Résumé de la décision
La SELARL Pharmacie du Dos d'Ane, exploitant une officine à La Réunion, a demandé l'autorisation de transférer son activité vers un autre emplacement au sein de la même commune. Sa demande a été rejetée par l'Agence Régionale de Santé (ARS) en février 2013, et cette décision a été confirmée par le tribunal administratif de La Réunion en mai 2015. La cour administrative a décidé de rejeter la requête de la SELARL Pharmacie du Dos d'Ane, confirmant que le transfert compromettrait l'approvisionnement de la population résidant dans le quartier d'origine.
Arguments pertinents
1. Conditions de transfert : L'article L. 5125-3 du code de la santé publique stipule que le transfert d'une pharmacie doit répondre à deux conditions fondamentales : d'une part, il doit permettre de répondre aux besoins en médicaments de la population du quartier d'accueil, et d'autre part, il ne doit pas compromettre l'approvisionnement de la population du quartier d'origine.

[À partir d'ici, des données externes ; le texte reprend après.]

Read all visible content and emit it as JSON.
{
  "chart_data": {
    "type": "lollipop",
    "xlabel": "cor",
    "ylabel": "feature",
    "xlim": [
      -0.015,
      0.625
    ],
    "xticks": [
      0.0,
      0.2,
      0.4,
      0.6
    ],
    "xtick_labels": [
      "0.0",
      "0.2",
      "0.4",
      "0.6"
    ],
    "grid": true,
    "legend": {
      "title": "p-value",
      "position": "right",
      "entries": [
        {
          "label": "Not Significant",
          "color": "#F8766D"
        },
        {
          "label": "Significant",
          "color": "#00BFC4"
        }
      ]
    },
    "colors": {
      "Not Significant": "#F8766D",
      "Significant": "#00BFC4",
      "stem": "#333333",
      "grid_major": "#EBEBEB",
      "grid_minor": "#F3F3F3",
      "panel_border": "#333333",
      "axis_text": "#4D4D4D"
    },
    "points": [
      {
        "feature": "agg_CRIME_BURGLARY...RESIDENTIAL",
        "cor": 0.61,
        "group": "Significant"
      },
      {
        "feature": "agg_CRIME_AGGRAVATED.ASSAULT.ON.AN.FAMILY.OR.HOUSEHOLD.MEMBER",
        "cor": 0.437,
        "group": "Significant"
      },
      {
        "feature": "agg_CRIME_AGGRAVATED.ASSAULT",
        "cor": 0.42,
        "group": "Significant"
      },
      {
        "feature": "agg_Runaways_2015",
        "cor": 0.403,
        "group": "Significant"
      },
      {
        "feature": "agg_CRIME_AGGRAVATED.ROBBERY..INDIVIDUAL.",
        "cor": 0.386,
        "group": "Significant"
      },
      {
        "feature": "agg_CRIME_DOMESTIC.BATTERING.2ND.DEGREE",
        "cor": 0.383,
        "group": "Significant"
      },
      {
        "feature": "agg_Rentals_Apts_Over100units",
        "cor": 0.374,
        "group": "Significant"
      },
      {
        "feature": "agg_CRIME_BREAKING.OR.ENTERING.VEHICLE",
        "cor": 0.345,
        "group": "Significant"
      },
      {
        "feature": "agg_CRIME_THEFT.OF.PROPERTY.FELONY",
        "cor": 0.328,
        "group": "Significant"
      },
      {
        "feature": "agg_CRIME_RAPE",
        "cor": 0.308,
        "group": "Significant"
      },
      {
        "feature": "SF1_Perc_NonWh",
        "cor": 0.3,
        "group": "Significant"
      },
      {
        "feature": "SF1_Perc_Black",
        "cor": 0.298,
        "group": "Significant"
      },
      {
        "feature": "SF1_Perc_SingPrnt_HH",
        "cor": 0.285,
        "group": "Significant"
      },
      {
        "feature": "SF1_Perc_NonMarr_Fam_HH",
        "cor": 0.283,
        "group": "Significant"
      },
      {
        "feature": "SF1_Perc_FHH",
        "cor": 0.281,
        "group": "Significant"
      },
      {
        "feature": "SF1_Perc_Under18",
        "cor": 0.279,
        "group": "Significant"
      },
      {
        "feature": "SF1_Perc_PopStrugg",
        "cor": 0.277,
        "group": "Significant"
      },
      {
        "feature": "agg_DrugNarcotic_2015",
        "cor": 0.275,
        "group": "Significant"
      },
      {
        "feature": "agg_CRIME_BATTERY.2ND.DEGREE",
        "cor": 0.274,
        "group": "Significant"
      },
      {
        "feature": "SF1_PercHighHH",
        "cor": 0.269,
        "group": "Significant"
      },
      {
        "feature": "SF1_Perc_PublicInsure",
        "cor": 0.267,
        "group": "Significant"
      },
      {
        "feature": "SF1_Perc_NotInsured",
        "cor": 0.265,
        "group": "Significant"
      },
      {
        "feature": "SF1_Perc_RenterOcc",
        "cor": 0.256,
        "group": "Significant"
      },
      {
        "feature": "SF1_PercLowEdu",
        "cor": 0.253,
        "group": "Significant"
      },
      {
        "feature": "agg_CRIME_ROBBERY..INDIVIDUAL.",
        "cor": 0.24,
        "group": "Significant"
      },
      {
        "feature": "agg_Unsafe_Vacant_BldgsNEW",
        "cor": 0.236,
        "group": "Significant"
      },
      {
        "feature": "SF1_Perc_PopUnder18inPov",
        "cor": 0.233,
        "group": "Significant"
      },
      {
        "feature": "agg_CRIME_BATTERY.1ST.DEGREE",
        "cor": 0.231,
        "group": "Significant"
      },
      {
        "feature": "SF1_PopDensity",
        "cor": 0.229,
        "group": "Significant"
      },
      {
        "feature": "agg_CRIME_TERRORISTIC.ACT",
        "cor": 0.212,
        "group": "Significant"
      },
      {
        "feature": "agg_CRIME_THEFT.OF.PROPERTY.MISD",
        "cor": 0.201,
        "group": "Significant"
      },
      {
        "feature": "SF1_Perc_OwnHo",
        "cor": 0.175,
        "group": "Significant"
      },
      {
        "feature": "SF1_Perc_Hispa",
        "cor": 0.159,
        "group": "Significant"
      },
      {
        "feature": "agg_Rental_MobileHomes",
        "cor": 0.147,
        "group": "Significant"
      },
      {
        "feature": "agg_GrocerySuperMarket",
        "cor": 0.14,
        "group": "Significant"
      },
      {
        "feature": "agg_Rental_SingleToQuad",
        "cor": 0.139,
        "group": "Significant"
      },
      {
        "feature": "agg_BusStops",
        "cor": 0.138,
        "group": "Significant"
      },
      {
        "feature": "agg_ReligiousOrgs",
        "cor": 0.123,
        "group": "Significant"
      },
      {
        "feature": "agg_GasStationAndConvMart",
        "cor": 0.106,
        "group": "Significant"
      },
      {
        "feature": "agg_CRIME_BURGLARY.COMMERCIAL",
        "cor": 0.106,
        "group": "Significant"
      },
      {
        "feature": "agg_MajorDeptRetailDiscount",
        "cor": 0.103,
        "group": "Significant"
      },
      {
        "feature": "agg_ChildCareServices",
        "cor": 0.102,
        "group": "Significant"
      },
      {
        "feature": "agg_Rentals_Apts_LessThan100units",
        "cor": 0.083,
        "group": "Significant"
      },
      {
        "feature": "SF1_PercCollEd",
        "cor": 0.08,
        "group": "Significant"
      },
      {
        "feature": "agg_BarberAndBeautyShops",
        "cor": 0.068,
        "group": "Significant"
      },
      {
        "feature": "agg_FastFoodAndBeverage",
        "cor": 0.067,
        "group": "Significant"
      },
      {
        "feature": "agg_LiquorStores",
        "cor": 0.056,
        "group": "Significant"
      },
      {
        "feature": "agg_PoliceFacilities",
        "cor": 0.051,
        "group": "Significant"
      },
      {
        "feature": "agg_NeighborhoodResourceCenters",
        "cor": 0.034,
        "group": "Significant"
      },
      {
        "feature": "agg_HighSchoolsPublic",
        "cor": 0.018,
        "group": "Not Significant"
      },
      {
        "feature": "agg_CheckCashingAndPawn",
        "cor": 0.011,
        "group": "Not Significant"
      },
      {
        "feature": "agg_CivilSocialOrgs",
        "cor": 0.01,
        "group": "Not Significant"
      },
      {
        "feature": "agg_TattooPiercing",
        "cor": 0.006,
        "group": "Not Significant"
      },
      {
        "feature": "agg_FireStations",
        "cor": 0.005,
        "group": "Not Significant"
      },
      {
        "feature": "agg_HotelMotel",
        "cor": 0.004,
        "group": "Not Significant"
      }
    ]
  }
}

2. Population desservie : La pharmacie en question est la seule à desservir le quartier "Dos d'Ane", qui comptait en 2010 1 495 habitants. Le transfert aurait nécessité que les habitants parcourent une distance importante pour accéder à la pharmacie la plus proche, compromettant ainsi leur accès aux médicaments. La cour a noté : "le transfert de cette officine dans le quartier du Moulin Joli, éloigné de son quartier d'origine, aurait pour effet de contraindre les habitants du quartier à effectuer plusieurs kilomètres".
3. Inadéquation des arguments de la requérante : Malgré l'absence de cabinet médical dans le quartier du Moulin Joli, la cour a estimé que cela ne suffisait pas à justifier le transfert, les besoins en médicaments des habitants de Dos d'Ane étant primordiaux.
Interprétations et citations légales
1. Article L. 5125-3 du Code de la santé publique : "Les créations, les transferts et les regroupements d'officines de pharmacie doivent permettre de répondre de façon optimale aux besoins en médicaments de la population résidant dans les quartiers d'accueil de ces officines." Cet article insiste sur l'importance d'évaluer l'impact d'un transfert non seulement sur le quartier d'accueil, mais également sur le quartier d'origine.
2. Volume démographique et seuil requis : Bien que la population d'une zone puisse être inférieure au seuil de 2 500 habitants requis pour l'ouverture d'une nouvelle pharmacie, cela n'exempte pas la nécessité de maintenir l'approvisionnement d'une pharmacie existante. La cour souligne que "la société requérante ne peut utilement faire valoir que cette population est inférieure au seuil de 2 500 habitants".
3. Conséquences de l'approvisionnement : La décision stipule qu'une autorisation de transfert ne peut être accordée si elle compromet l'approvisionnement nécessaire en médicaments. Par conséquent, "en refusant de faire droit à cette demande de transfert, la directrice générale de l'ARS Océan Indien n'a pas fait une inexacte application des dispositions précitées".
La décision de la cour illustre l'importance de la régulation des pharmacies dans les zones où l'accès aux soins et aux médicaments est crucial, surtout dans des zones isolées comme celle du Dos d'Ane.